Soft proofing and Out of Gamut warning

I like to use Blurb for a perfect photo book. I am an amateur photographer but like the most of my pictures on paper.
What's the perfect workflow for soft proofing ?
A friend of me has calibrated my screen (Thunderbolt Apple screen).
My current methode :
I take a picture in RAW with AdobeRGB profile setting, i adjust a few parameters in Lightroom and then go to Photoshop and start de soft proofing with the Blurb-ICC profile.
The result with soft proofing is like there's a white mist over the picture. Then i try to optimize this with various parameters.

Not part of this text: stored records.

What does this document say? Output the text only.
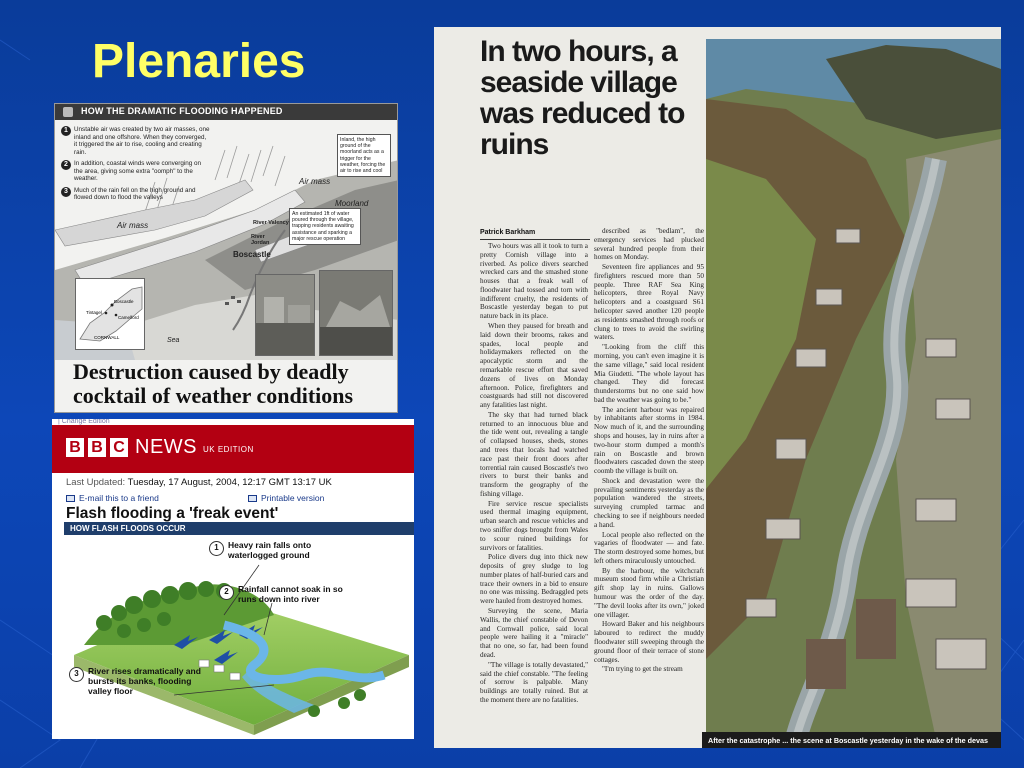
Plenaries
HOW THE DRAMATIC FLOODING HAPPENED
1 Unstable air was created by two air masses, one inland and one offshore. When they converged, it triggered the air to rise, cooling and creating rain.
2 In addition, coastal winds were converging on the area, giving some extra "oomph" to the weather.
3 Much of the rain fell on the high ground and flowed down to flood the valleys
Inland, the high ground of the moorland acts as a trigger for the weather, forcing the air to rise and cool
An estimated 1ft of water poured through the village, trapping residents awaiting assistance and sparking a major rescue operation
Air mass
Air mass
Moorland
River Valency
River Jordan
Boscastle
Sea
Boscastle
Tintagel
Camelford
CORNWALL
Destruction caused by deadly cocktail of weather conditions
| Change Edition
B B C NEWS UK EDITION
Last Updated: Tuesday, 17 August, 2004, 12:17 GMT 13:17 UK
E-mail this to a friend	Printable version
Flash flooding a 'freak event'
HOW FLASH FLOODS OCCUR
1	Heavy rain falls onto waterlogged ground
2	Rainfall cannot soak in so runs down into river
3	River rises dramatically and bursts its banks, flooding valley floor
In two hours, a seaside village was reduced to ruins
Patrick Barkham

Two hours was all it took to turn a pretty Cornish village into a riverbed. As police divers searched wrecked cars and the smashed stone houses that a freak wall of floodwater had tossed and torn with indifferent cruelty, the residents of Boscastle yesterday began to put nature back in its place.

When they paused for breath and laid down their brooms, rakes and spades, local people and holidaymakers reflected on the apocalyptic storm and the remarkable rescue effort that saved dozens of lives on Monday afternoon. Police, firefighters and coastguards had still not discovered any fatalities last night.

The sky that had turned black returned to an innocuous blue and the tide went out, revealing a tangle of collapsed houses, sheds, stones and trees that locals had watched race past their front doors after torrential rain caused Boscastle's two rivers to burst their banks and transform the geography of the fishing village.

Fire service rescue specialists used thermal imaging equipment, urban search and rescue vehicles and two sniffer dogs brought from Wales to scour ruined buildings for survivors or fatalities.

Police divers dug into thick new deposits of grey sludge to log number plates of half-buried cars and trace their owners in a bid to ensure no one was missing. Bedraggled pets were hauled from destroyed homes.

Surveying the scene, Maria Wallis, the chief constable of Devon and Cornwall police, said local people were hailing it a "miracle" that no one, so far, had been found dead.

"The village is totally devastated," said the chief constable. "The feeling of sorrow is palpable. Many buildings are totally ruined. But at the moment there are no fatalities.

described as "bedlam", the emergency services had plucked several hundred people from their homes on Monday.

Seventeen fire appliances and 95 firefighters rescued more than 50 people. Three RAF Sea King helicopters, three Royal Navy helicopters and a coastguard S61 helicopter saved another 120 people as residents smashed through roofs or clung to trees to avoid the swirling waters.

"Looking from the cliff this morning, you can't even imagine it is the same village," said local resident Mia Giudetti. "The whole layout has changed. They did forecast thunderstorms but no one said how bad the weather was going to be."

The ancient harbour was repaired by inhabitants after storms in 1984. Now much of it, and the surrounding shops and houses, lay in ruins after a two-hour storm dumped a month's rain on Boscastle and brown floodwaters cascaded down the steep coomb the village is built on.

Shock and devastation were the prevailing sentiments yesterday as the population wandered the streets, surveying crumpled tarmac and checking to see if neighbours needed a hand.

Local people also reflected on the vagaries of floodwater — and fate. The storm destroyed some homes, but left others miraculously untouched.

By the harbour, the witchcraft museum stood firm while a Christian gift shop lay in ruins. Gallows humour was the order of the day. "The devil looks after its own," joked one villager.

Howard Baker and his neighbours laboured to redirect the muddy floodwater still sweeping through the ground floor of their terrace of stone cottages.

"I'm trying to get the stream

After the catastrophe ... the scene at Boscastle yesterday in the wake of the devas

When i try the soft proofing with the Blurb ICC profile + out of Gamut warning option .... there are many colors out of gamut .
My second methode :
When i import the raw picture in photoshop cc and i convert the picture to the Blurb profile, then there are no out of gamut colors but everything is in CMYK.
Is this a good way for perfect photo books in Blurb ?

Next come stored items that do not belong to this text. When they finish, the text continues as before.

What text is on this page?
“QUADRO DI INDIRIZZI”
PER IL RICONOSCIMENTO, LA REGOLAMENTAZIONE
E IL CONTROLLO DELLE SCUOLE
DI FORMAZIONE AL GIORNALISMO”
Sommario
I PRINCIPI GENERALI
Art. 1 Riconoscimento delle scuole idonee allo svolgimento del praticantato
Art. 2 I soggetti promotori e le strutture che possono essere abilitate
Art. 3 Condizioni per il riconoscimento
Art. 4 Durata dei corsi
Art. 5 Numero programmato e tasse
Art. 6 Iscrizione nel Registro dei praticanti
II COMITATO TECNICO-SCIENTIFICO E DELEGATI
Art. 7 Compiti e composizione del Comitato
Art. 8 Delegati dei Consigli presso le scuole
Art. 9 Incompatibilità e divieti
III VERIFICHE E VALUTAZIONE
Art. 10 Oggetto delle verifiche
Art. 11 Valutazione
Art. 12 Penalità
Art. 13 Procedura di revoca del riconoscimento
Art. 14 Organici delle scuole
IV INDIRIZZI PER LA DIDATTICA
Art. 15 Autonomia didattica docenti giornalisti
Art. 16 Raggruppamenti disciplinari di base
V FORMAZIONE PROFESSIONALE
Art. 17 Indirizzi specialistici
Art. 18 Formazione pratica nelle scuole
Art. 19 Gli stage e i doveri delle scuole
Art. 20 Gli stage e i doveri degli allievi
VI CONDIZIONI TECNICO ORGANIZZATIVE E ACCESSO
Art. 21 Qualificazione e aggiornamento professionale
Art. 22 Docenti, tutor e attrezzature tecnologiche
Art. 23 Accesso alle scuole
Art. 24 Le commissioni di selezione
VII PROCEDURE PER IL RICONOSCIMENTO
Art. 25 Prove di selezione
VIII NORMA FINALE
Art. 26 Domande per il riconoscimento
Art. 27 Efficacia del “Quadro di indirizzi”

Or must i ignore the out of gamut colors ?
Is it better to make my pictures in sRGB ?
When i want to save the end result in Photoshop cc ( jpeg for Blurb )  must i enclose the Blurb ICC (when in CMYK) , Adobe RGB or sRGB profile (when in RGB)  ?
Please help me make a perfect photobook 
Mario

Since I don't know what "Blurb" is, I'm going to assume that's your printing service somewhere, and that they have provided you with their target printer profile.
What you describe under current method is absolutely normal, expected behavior.  Adobe RGB simply is a much larger color space than whatever this Blurb profile is.
If you care to let me know how or where I can get a hold of this Blurb profile, I can in a matter of seconds prepare an illustration of how the two profiles compare to each other.  From where I sit, it would appear you're throwing away a lot of image quality by using Blurb.
There are two wacky ways of getting around your seeing the out of gamut warnings.  The first is not to soft-proof at all. (Duh!  )  The other one is an unorthodox workflow which works just fine PROVIDED you are aware that the image files as an end product are only good for Blurb and for no other purpose, and that is to set your WORKING COLOR SPACE from the get go to the Blurb profile.  Of course that is not the recommended or even kosher workflow.  It is only a workaround to the deficiencies of this Blurb profile.
I cannot comment on your "second method" until I know more about this Blurb phenomenon.  If they print on a CMYK press, then they are throwing away a lot of colors, even if you send them images in sRGB.  Nothing you can do about that.
The one thing I can say is that if the outfit doing the printing is the one that sent you the profile, then they will know how to deal with an sRGB file.  The profile they sent you is just what their printing process uses.  No need to attach a copy of their own profile.